O samba sincopado (e esquecido) de Germano Mathias

Cantor e compositor paulistano, que será personagem de livro, luta para sair do ostracismo e diz que se gravasse pagode estaria milionário

Tom Cardoso
28/11/2000
“Germano Mathias, às suas ordens”. É assim que o sambista paulistano atende o telefone de sua casa, localizada na Vila Brasilândia, um dos bairros mais violentos de São Paulo. Apesar da vida dura, dos poucos shows e dos raros convites para gravar discos, o autor de Minha Nêga na Janela ainda conserva a simpatia e o charme dos bons malandros. Herdeiro e hoje legítimo representante do samba sincopado - gênero em que Cyro Monteiro foi rei e com o qual João Gilberto aprendeu a dividir seu canto - , Germano luta para sair do ostracismo.

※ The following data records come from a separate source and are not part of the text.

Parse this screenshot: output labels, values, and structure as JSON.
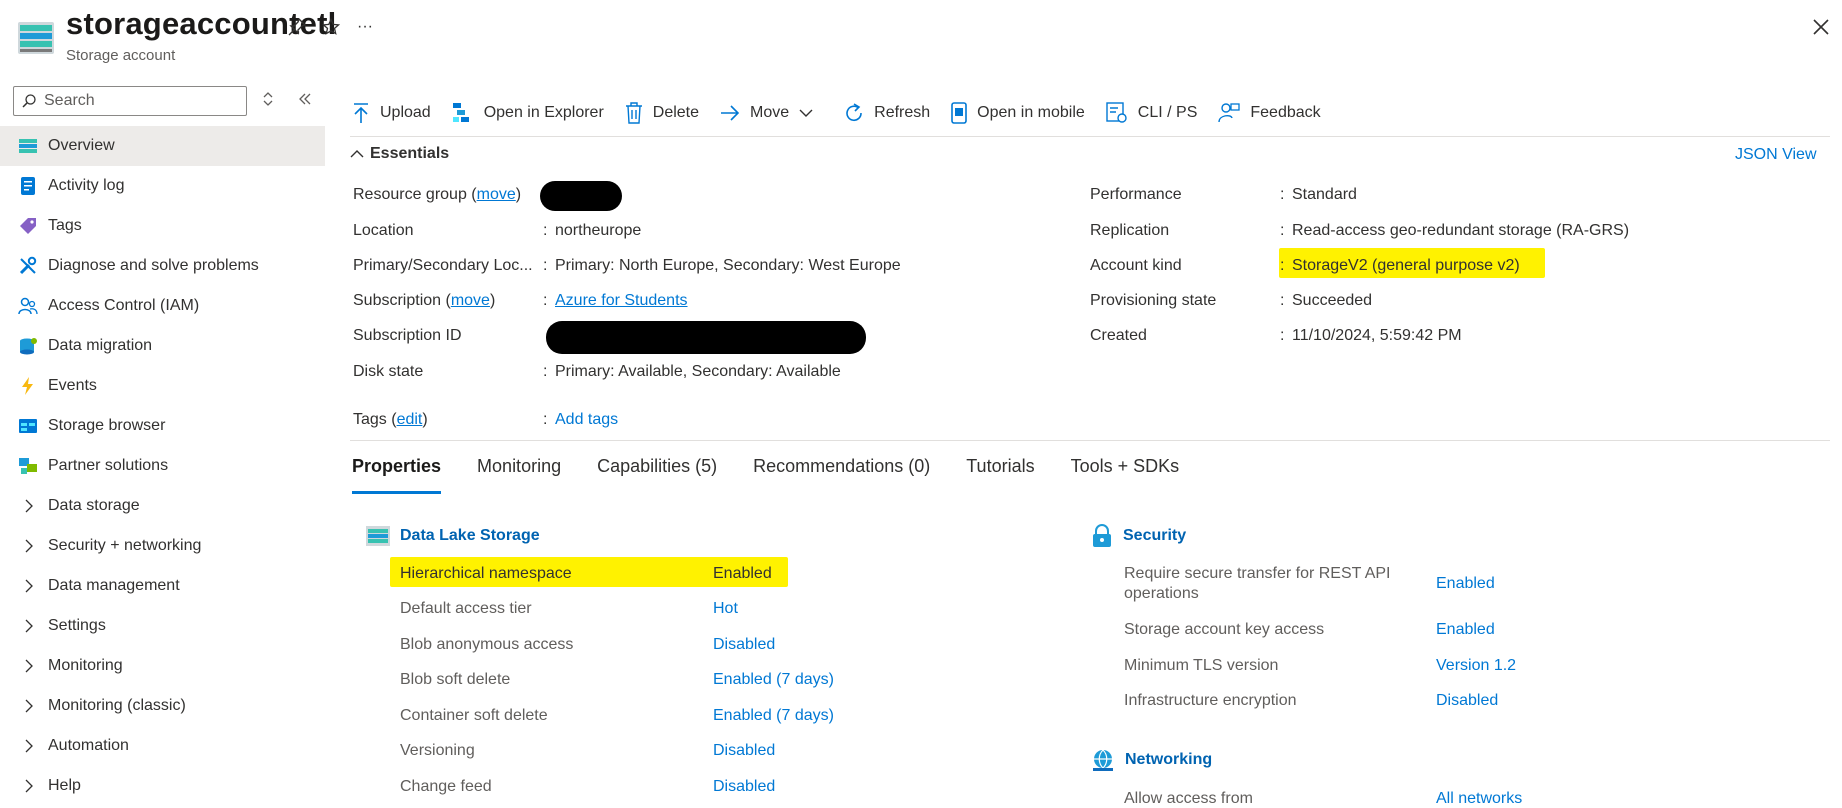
{
  "header": {
    "title": "storageaccountetl",
    "subtitle": "Storage account",
    "pin_icon": "pin-icon",
    "favorite_icon": "star-icon",
    "more_label": "···",
    "close_icon": "close-icon"
  },
  "sidebar": {
    "search_placeholder": "Search",
    "items": [
      {
        "label": "Overview",
        "icon": "overview-icon",
        "active": true
      },
      {
        "label": "Activity log",
        "icon": "activity-log-icon"
      },
      {
        "label": "Tags",
        "icon": "tag-icon"
      },
      {
        "label": "Diagnose and solve problems",
        "icon": "wrench-icon"
      },
      {
        "label": "Access Control (IAM)",
        "icon": "people-icon"
      },
      {
        "label": "Data migration",
        "icon": "migration-icon"
      },
      {
        "label": "Events",
        "icon": "lightning-icon"
      },
      {
        "label": "Storage browser",
        "icon": "storage-browser-icon"
      },
      {
        "label": "Partner solutions",
        "icon": "partner-icon"
      },
      {
        "label": "Data storage",
        "icon": "chevron-right-icon"
      },
      {
        "label": "Security + networking",
        "icon": "chevron-right-icon"
      },
      {
        "label": "Data management",
        "icon": "chevron-right-icon"
      },
      {
        "label": "Settings",
        "icon": "chevron-right-icon"
      },
      {
        "label": "Monitoring",
        "icon": "chevron-right-icon"
      },
      {
        "label": "Monitoring (classic)",
        "icon": "chevron-right-icon"
      },
      {
        "label": "Automation",
        "icon": "chevron-right-icon"
      },
      {
        "label": "Help",
        "icon": "chevron-right-icon"
      }
    ]
  },
  "toolbar": {
    "upload": "Upload",
    "open_in_explorer": "Open in Explorer",
    "delete": "Delete",
    "move": "Move",
    "refresh": "Refresh",
    "open_in_mobile": "Open in mobile",
    "cli_ps": "CLI / PS",
    "feedback": "Feedback"
  },
  "essentials": {
    "title": "Essentials",
    "json_view": "JSON View",
    "left": {
      "resource_group_label": "Resource group",
      "move_link": "move",
      "location_label": "Location",
      "location_value": "northeurope",
      "primary_secondary_label": "Primary/Secondary Loc...",
      "primary_secondary_value": "Primary: North Europe, Secondary: West Europe",
      "subscription_label": "Subscription",
      "subscription_value": "Azure for Students",
      "subscription_id_label": "Subscription ID",
      "disk_state_label": "Disk state",
      "disk_state_value": "Primary: Available, Secondary: Available",
      "tags_label": "Tags",
      "edit_link": "edit",
      "add_tags": "Add tags"
    },
    "right": {
      "performance_label": "Performance",
      "performance_value": "Standard",
      "replication_label": "Replication",
      "replication_value": "Read-access geo-redundant storage (RA-GRS)",
      "account_kind_label": "Account kind",
      "account_kind_value": "StorageV2 (general purpose v2)",
      "provisioning_label": "Provisioning state",
      "provisioning_value": "Succeeded",
      "created_label": "Created",
      "created_value": "11/10/2024, 5:59:42 PM"
    },
    "colon": ":"
  },
  "tabs": [
    "Properties",
    "Monitoring",
    "Capabilities (5)",
    "Recommendations (0)",
    "Tutorials",
    "Tools + SDKs"
  ],
  "data_lake": {
    "title": "Data Lake Storage",
    "rows": [
      {
        "label": "Hierarchical namespace",
        "value": "Enabled"
      },
      {
        "label": "Default access tier",
        "value": "Hot"
      },
      {
        "label": "Blob anonymous access",
        "value": "Disabled"
      },
      {
        "label": "Blob soft delete",
        "value": "Enabled (7 days)"
      },
      {
        "label": "Container soft delete",
        "value": "Enabled (7 days)"
      },
      {
        "label": "Versioning",
        "value": "Disabled"
      },
      {
        "label": "Change feed",
        "value": "Disabled"
      }
    ]
  },
  "security": {
    "title": "Security",
    "rows": [
      {
        "label_line1": "Require secure transfer for REST API",
        "label_line2": "operations",
        "value": "Enabled"
      },
      {
        "label": "Storage account key access",
        "value": "Enabled"
      },
      {
        "label": "Minimum TLS version",
        "value": "Version 1.2"
      },
      {
        "label": "Infrastructure encryption",
        "value": "Disabled"
      }
    ]
  },
  "networking": {
    "title": "Networking",
    "rows": [
      {
        "label": "Allow access from",
        "value": "All networks"
      }
    ]
  },
  "colors": {
    "accent": "#0078d4",
    "highlight": "#fff200",
    "text": "#323130"
  }
}
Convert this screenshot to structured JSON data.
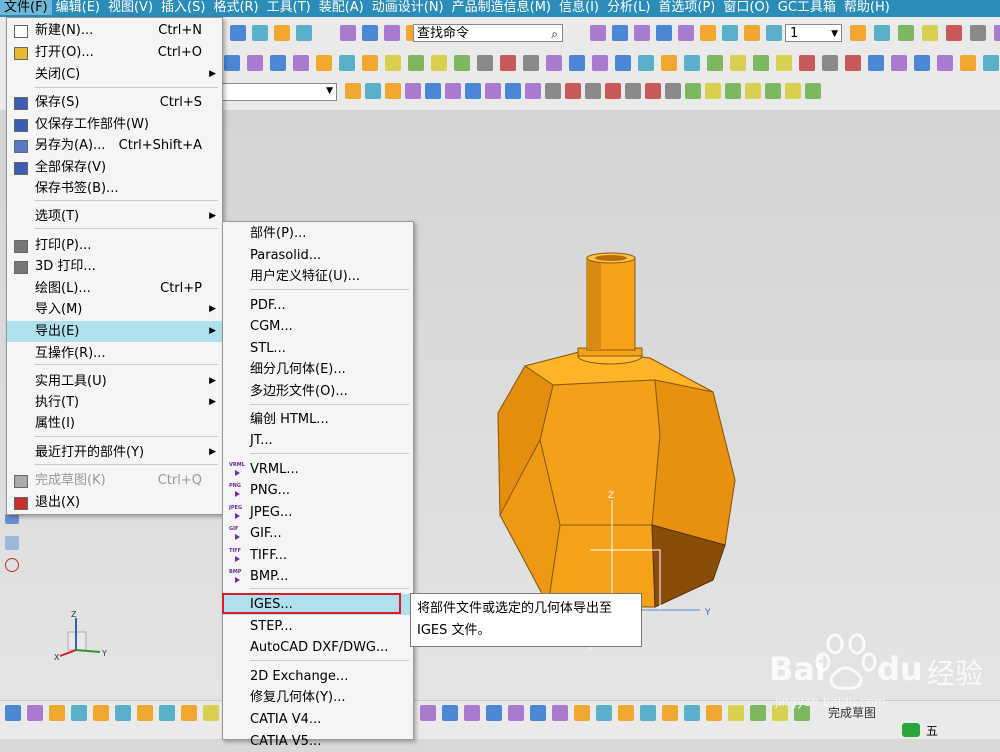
{
  "menubar": [
    "文件(F)",
    "编辑(E)",
    "视图(V)",
    "插入(S)",
    "格式(R)",
    "工具(T)",
    "装配(A)",
    "动画设计(N)",
    "产品制造信息(M)",
    "信息(I)",
    "分析(L)",
    "首选项(P)",
    "窗口(O)",
    "GC工具箱",
    "帮助(H)"
  ],
  "toolbar": {
    "command_finder_label": "查找命令",
    "layer_number": "1"
  },
  "file_menu": {
    "items": [
      {
        "label": "新建(N)...",
        "shortcut": "Ctrl+N",
        "icon": "new-file-icon"
      },
      {
        "label": "打开(O)...",
        "shortcut": "Ctrl+O",
        "icon": "open-folder-icon"
      },
      {
        "label": "关闭(C)",
        "arrow": "▶"
      },
      {
        "label": "保存(S)",
        "shortcut": "Ctrl+S",
        "icon": "save-icon"
      },
      {
        "label": "仅保存工作部件(W)",
        "icon": "save-work-part-icon"
      },
      {
        "label": "另存为(A)...",
        "shortcut": "Ctrl+Shift+A",
        "icon": "save-as-icon"
      },
      {
        "label": "全部保存(V)",
        "icon": "save-all-icon"
      },
      {
        "label": "保存书签(B)..."
      },
      {
        "label": "选项(T)",
        "arrow": "▶"
      },
      {
        "label": "打印(P)...",
        "icon": "print-icon"
      },
      {
        "label": "3D 打印...",
        "icon": "3d-print-icon"
      },
      {
        "label": "绘图(L)...",
        "shortcut": "Ctrl+P"
      },
      {
        "label": "导入(M)",
        "arrow": "▶"
      },
      {
        "label": "导出(E)",
        "arrow": "▶"
      },
      {
        "label": "互操作(R)..."
      },
      {
        "label": "实用工具(U)",
        "arrow": "▶"
      },
      {
        "label": "执行(T)",
        "arrow": "▶"
      },
      {
        "label": "属性(I)"
      },
      {
        "label": "最近打开的部件(Y)",
        "arrow": "▶"
      },
      {
        "label": "完成草图(K)",
        "shortcut": "Ctrl+Q",
        "icon": "finish-sketch-icon"
      },
      {
        "label": "退出(X)",
        "icon": "exit-icon"
      }
    ]
  },
  "export_menu": {
    "items": [
      {
        "label": "部件(P)..."
      },
      {
        "label": "Parasolid..."
      },
      {
        "label": "用户定义特征(U)..."
      },
      {
        "label": "PDF..."
      },
      {
        "label": "CGM..."
      },
      {
        "label": "STL..."
      },
      {
        "label": "细分几何体(E)..."
      },
      {
        "label": "多边形文件(O)..."
      },
      {
        "label": "编创 HTML..."
      },
      {
        "label": "JT..."
      },
      {
        "label": "VRML...",
        "tag": "VRML"
      },
      {
        "label": "PNG...",
        "tag": "PNG"
      },
      {
        "label": "JPEG...",
        "tag": "JPEG"
      },
      {
        "label": "GIF...",
        "tag": "GIF"
      },
      {
        "label": "TIFF...",
        "tag": "TIFF"
      },
      {
        "label": "BMP...",
        "tag": "BMP"
      },
      {
        "label": "IGES..."
      },
      {
        "label": "STEP..."
      },
      {
        "label": "AutoCAD DXF/DWG..."
      },
      {
        "label": "2D Exchange..."
      },
      {
        "label": "修复几何体(Y)..."
      },
      {
        "label": "CATIA V4..."
      },
      {
        "label": "CATIA V5..."
      }
    ]
  },
  "tooltip": {
    "line1": "将部件文件或选定的几何体导出至",
    "line2": "IGES 文件。"
  },
  "axes": {
    "x": "X",
    "y": "Y",
    "z": "Z"
  },
  "watermark": {
    "brand": "Bai",
    "brand2": "du",
    "suffix": "经验",
    "url": "jingyan.baidu.com"
  },
  "status": {
    "sketch_label": "完成草图",
    "ime_label": "五"
  },
  "colors": {
    "accent": "#2a8db8",
    "highlight": "#aee0ee",
    "model": "#f5a21a",
    "error": "#e0192a"
  }
}
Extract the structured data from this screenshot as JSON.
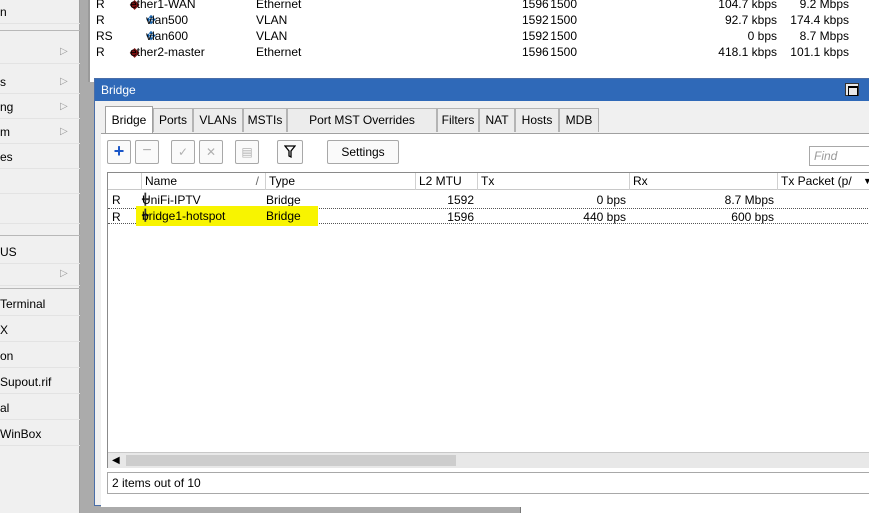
{
  "left_menu": [
    {
      "label": "n",
      "arrow": false
    },
    {
      "label": "",
      "arrow": true
    },
    {
      "label": "s",
      "arrow": true
    },
    {
      "label": "ng",
      "arrow": true
    },
    {
      "label": "m",
      "arrow": true
    },
    {
      "label": "es",
      "arrow": false
    },
    {
      "label": "",
      "arrow": false
    },
    {
      "label": "",
      "arrow": false
    },
    {
      "label": "US",
      "arrow": false
    },
    {
      "label": "",
      "arrow": true
    },
    {
      "label": "Terminal",
      "arrow": false
    },
    {
      "label": "X",
      "arrow": false
    },
    {
      "label": "on",
      "arrow": false
    },
    {
      "label": "Supout.rif",
      "arrow": false
    },
    {
      "label": "al",
      "arrow": false
    },
    {
      "label": "WinBox",
      "arrow": false
    }
  ],
  "interfaces": [
    {
      "flag": "R",
      "name": "ether1-WAN",
      "type": "Ethernet",
      "mtu": "1500",
      "l2mtu": "1596",
      "tx": "104.7 kbps",
      "rx": "9.2 Mbps",
      "kind": "eth"
    },
    {
      "flag": "R",
      "name": "vlan500",
      "type": "VLAN",
      "mtu": "1500",
      "l2mtu": "1592",
      "tx": "92.7 kbps",
      "rx": "174.4 kbps",
      "kind": "vlan"
    },
    {
      "flag": "RS",
      "name": "vlan600",
      "type": "VLAN",
      "mtu": "1500",
      "l2mtu": "1592",
      "tx": "0 bps",
      "rx": "8.7 Mbps",
      "kind": "vlan"
    },
    {
      "flag": "R",
      "name": "ether2-master",
      "type": "Ethernet",
      "mtu": "1500",
      "l2mtu": "1596",
      "tx": "418.1 kbps",
      "rx": "101.1 kbps",
      "kind": "eth"
    }
  ],
  "window": {
    "title": "Bridge",
    "tabs": [
      "Bridge",
      "Ports",
      "VLANs",
      "MSTIs",
      "Port MST Overrides",
      "Filters",
      "NAT",
      "Hosts",
      "MDB"
    ],
    "toolbar": {
      "settings": "Settings"
    },
    "find_placeholder": "Find",
    "columns": [
      "Name",
      "/",
      "Type",
      "L2 MTU",
      "Tx",
      "Rx",
      "Tx Packet (p/"
    ],
    "rows": [
      {
        "flag": "R",
        "name": "UniFi-IPTV",
        "type": "Bridge",
        "l2mtu": "1592",
        "tx": "0 bps",
        "rx": "8.7 Mbps",
        "highlighted": false
      },
      {
        "flag": "R",
        "name": "bridge1-hotspot",
        "type": "Bridge",
        "l2mtu": "1596",
        "tx": "440 bps",
        "rx": "600 bps",
        "highlighted": true
      }
    ],
    "status": "2 items out of 10"
  },
  "colors": {
    "titlebar": "#2f69b8",
    "highlight": "#f8f400",
    "add_icon": "#1a56c8"
  }
}
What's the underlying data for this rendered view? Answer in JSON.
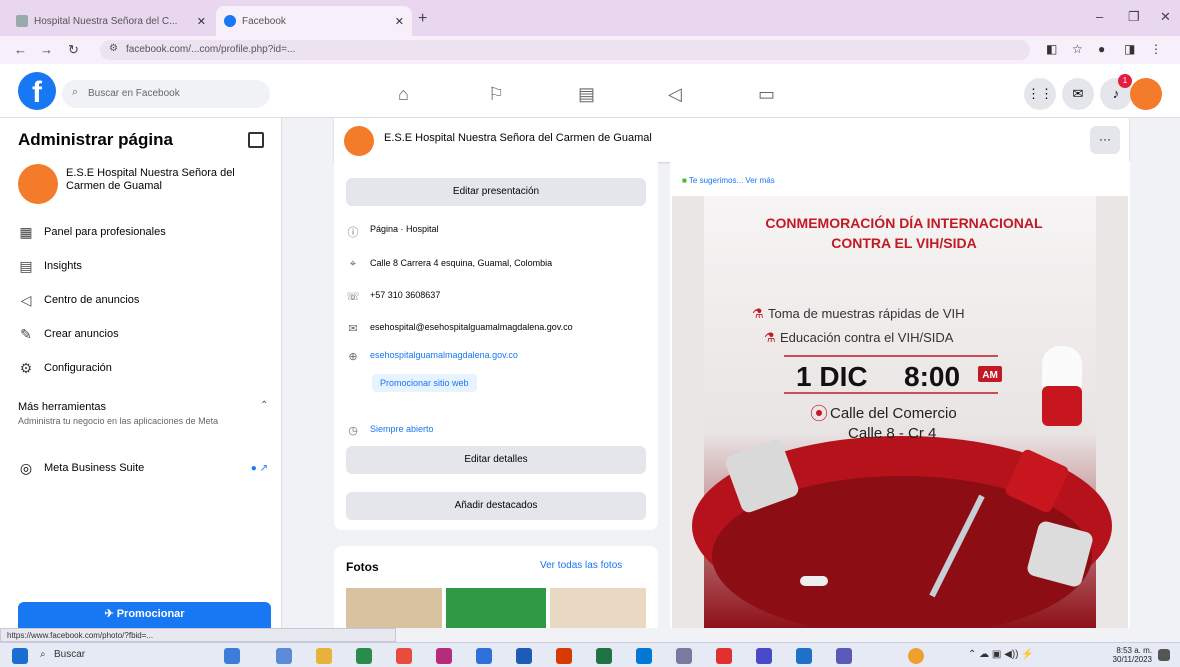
{
  "browser": {
    "tabs": [
      {
        "title": "Hospital Nuestra Señora del C...",
        "active": false
      },
      {
        "title": "Facebook",
        "active": true
      }
    ],
    "new_tab": "+",
    "url": "facebook.com/...com/profile.php?id=...",
    "window_controls": [
      "–",
      "❐",
      "✕"
    ]
  },
  "fb_header": {
    "logo": "f",
    "search_placeholder": "Buscar en Facebook",
    "nav_icons": [
      "home-icon",
      "flag-icon",
      "pages-icon",
      "megaphone-icon",
      "video-icon"
    ],
    "notification_count": "1"
  },
  "sidebar": {
    "title": "Administrar página",
    "page_name": "E.S.E Hospital Nuestra Señora del Carmen de Guamal",
    "items": [
      {
        "label": "Panel para profesionales",
        "icon": "▦"
      },
      {
        "label": "Insights",
        "icon": "▤"
      },
      {
        "label": "Centro de anuncios",
        "icon": "◁"
      },
      {
        "label": "Crear anuncios",
        "icon": "✎"
      },
      {
        "label": "Configuración",
        "icon": "⚙"
      }
    ],
    "more_tools": "Más herramientas",
    "more_tools_desc": "Administra tu negocio en las aplicaciones de Meta",
    "meta_business_suite": "Meta Business Suite",
    "promote": "✈ Promocionar"
  },
  "page_bar": {
    "name": "E.S.E Hospital Nuestra Señora del Carmen de Guamal",
    "more": "···"
  },
  "intro": {
    "edit_bio": "Editar presentación",
    "rows": [
      {
        "icon": "ⓘ",
        "text": "Página · Hospital"
      },
      {
        "icon": "⌖",
        "text": "Calle 8 Carrera 4 esquina, Guamal, Colombia"
      },
      {
        "icon": "☏",
        "text": "+57 310 3608637"
      },
      {
        "icon": "✉",
        "text": "esehospital@esehospitalguamalmagdalena.gov.co"
      },
      {
        "icon": "⊕",
        "text": "esehospitalguamalmagdalena.gov.co"
      }
    ],
    "promote_site": "Promocionar sitio web",
    "always_open": "Siempre abierto",
    "edit_details": "Editar detalles",
    "add_featured": "Añadir destacados"
  },
  "photos": {
    "title": "Fotos",
    "see_all": "Ver todas las fotos"
  },
  "post": {
    "info": "Te sugerimos... Ver más",
    "flyer": {
      "title_line1": "CONMEMORACIÓN DÍA INTERNACIONAL",
      "title_line2": "CONTRA EL VIH/SIDA",
      "bullet1": "Toma de muestras rápidas de VIH",
      "bullet2": "Educación contra el VIH/SIDA",
      "date": "1 DIC",
      "time": "8:00",
      "ampm": "AM",
      "place1": "Calle del Comercio",
      "place2": "Calle 8 - Cr 4"
    }
  },
  "status_url": "https://www.facebook.com/photo/?fbid=...",
  "taskbar": {
    "search": "Buscar",
    "time": "8:53 a. m.",
    "date": "30/11/2023"
  },
  "colors": {
    "fb_blue": "#1877f2",
    "flyer_red": "#c21a24",
    "page_avatar": "#f47b2a"
  }
}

“Hoje em dia o samba, o forró, a música em geral, está tudo muito ruim. O público quer ouvir pagode, dançar, não tem mais paciência para ouvir um samba sofisticado como o meu”, lamenta o cantor, que espera o ano que vem iniciar dois grandes projetos: um disco em parceria com o compositor Elzo Augusto e outro só de cocos e emboladas, “para o público nordestino matar saudades de Jackson do Pandeiro, o maior de todos os cantores”, diz Germano.

Atualmente não existe um só disco de Germano Mathias nas lojas, o que chega a ser constrangedor para alguém que tem mais de 40 anos de carreira e dezenas de LPs e compactos gravados. “O Germano já fez muito sucesso, principalmente no começo dos anos 60, quando era um dos astros da gravadora Odeon. Brilhou interpretando sambas de Zé Keti (Malvadeza Durão) e de Nelson Cavaquinho (História de um Valente)”, diz o escritor e advogado Caio Silveira Ramos, que está preparando um livro sobre a malandragem paulista, com Germano como principal personagem, ao lado de Caco Velho e Jorge Costa.

Com o título de Barra Funda, Bacanaço e Outros Desabrigos, a obra será lançada pela Editora Vitale e contará de forma romanceada a vida do “catedrático do samba”, um dos epítetos favoritos de Germano Mathias. Nascido no bairro do Pari, em 1934, o cantor conviveu com grandes nomes do samba paulista e carioca e sempre levou uma vida simples, sem luxo. Foi expulso do exército, teve várias mulheres e nunca abandonou o samba que aprendeu com malandros engraxates da Praça da Sé, no início dos anos 50.

“Se eu gravasse pagode estaria milionário, garante Germano. “Mas prefiro ser fiel ao meu estilo, ao velho e bom samba sincopado. Para a molecada de hoje eu não passo de um vendedor de cebolas. Fazer o quê? Deus quis assim”, conforma-se o cantor, que atualmente sobrevive fazendo shows esporádicos, a maioria pelo Sesc, financiados pelo Estado. Recentemente, trocou um show numa escola particular da Zona Norte por uma bolsa de estudo de um ano para o neto.

Germano Mathias pode ser ouvido em raras coletâneas lançadas no mercado, como o primeiro volume da História do Samba Paulista I (CPC-Umes). Espera-se agora por um volume dedicado à sua obra na série Raizes do Samba (EMI). O sambista conta que ficou feliz ao saber que numa nova coletânea de Gilberto Gil (a E-Collection, da WEA), seu disco feito em parceria com o baiano em 1978 (Antologia do Samba-Choro), seria reeditado. Frustou-se ao perceber que nenhuma das seis músicas da coletânea tinha sua participação. “Já estou acostumado, é assim mesmo”, resigna-se.